Space company tries to capture a falling rocket with a helicopter

Space company tries to capture a falling rocket with a helicopter

A spatial vehicle company based in California will try to catch a falling rocket with a helicopter in the air. In a daring experiment, it hopes to reduce space travel by reusable its rockets.

Rocket Lab, which builds and starts small rockets, tries to produce the first reusable small carrier rocket in the world when it runs the catchment test late Friday evening (British time).

The feat is comparable to the attempt to thread a needle at high speed, but the founder of Rocket Lab, Peter Beck, said he was optimistic about success.

"I am quite confident that the helicopter pilots will catch it when they can see it," Beck told Reuters. "If we don't make it this time, we will learn a lot and next time we will make it, so I'm not worried."

The capture test is to take place off the coast of Mahia, New Zealand, the location of the primary starting place from Rocket Lab, provided the weather allows it.

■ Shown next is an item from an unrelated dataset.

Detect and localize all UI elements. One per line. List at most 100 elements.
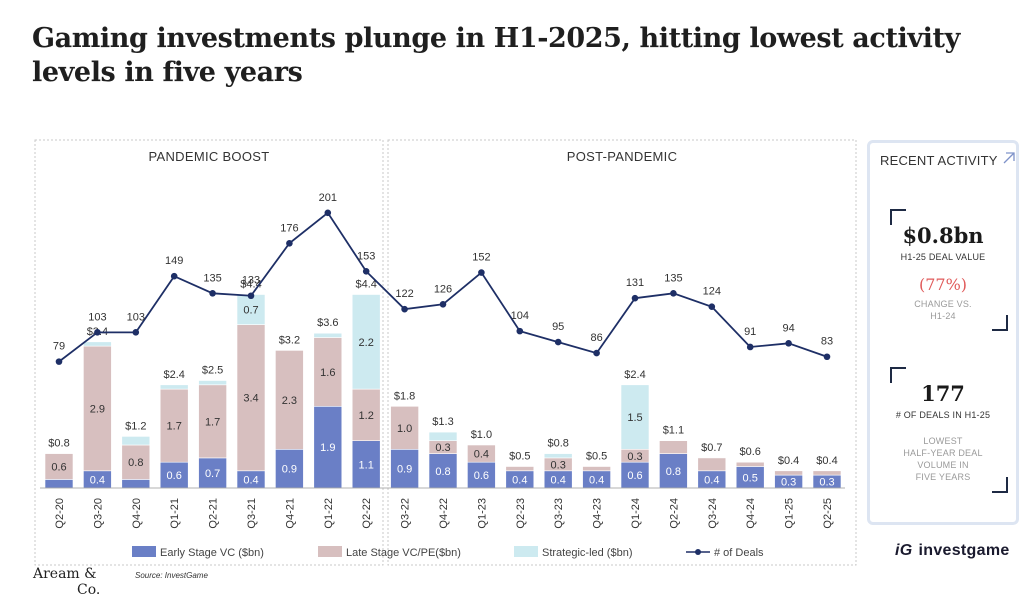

The bold mission called "There and back again" includes a specially adapted helicopter that carries a hook cable and tries to catch the falling rocket and bring it back ashore.

The idea of reusing rockets was developed by the SpaceX company of the billion-dollar tech entrepreneur Elon Musk. But while the two-stage Falcon 9 rocket from SpaceX is dependent on a fuel-rich new ignition for her return to earth, Rocket Lab said that her method would enable her to save costs and weight for additional fuel.

The vertical landing of rockets is a much more difficult task for smaller, lighter rockets. The first test of its kind will take place when the company's electron rocket brings 34 small satellites to space for its different customers.

About two and a half minutes after the start of Electron, the 18 m long two -stage carrier rocket separates. While the satellite -bearing second stage floats further into the orbit, the approximately 12 m high booster of the first stage falls back to earth. It will step back into the atmosphere on a narrow path and sink about 150 nautical miles to the sea.


"We have a pretty precise idea of where the rocket will land," a spokeswoman for Rocket Lab told The Telegraph.

"The rocket has communication devices so that we can communicate with it so that we know exactly where it comes down," she said.

When the booster level falls back to earth, two parachutes are used to dramatically slow down to about 10 meters per second.

A long, rope -like cable dangles on the parachutes. As soon as the rocket is almost four miles from the sea surface, two pilots who fly a specially made Sikorsky S-92 helicopter will try to take the booster.

The two-engine helicopter- which is typically used for offshore energy transport or for search and rescue operations- has a long cable with hook ends that is attached to it and resembles a fishing line in the design.



If everything goes according to plan, the pilots will control the helicopter hook and grab the cable attached to the rocket before unloading them onto a recovery ship to transport them back ashore.

Mr. Beck described the complex series of events as follows: "The attempt to catch a rocket when it falls back on earth is not an easy task, we absolutely thread the needle here, but ... if we can use a rocket twice, then we have just doubled our production."

he added: "We have successfully tested each piece individually, now it is only one orchestra for conducting."

The company launched around two dozen missions in orbit for a mixture of government and commercial customers, three of which ended with mission errors.

The growing field of small rocket companies also includes Astra Space and Richard Bransons Virgin Orbit.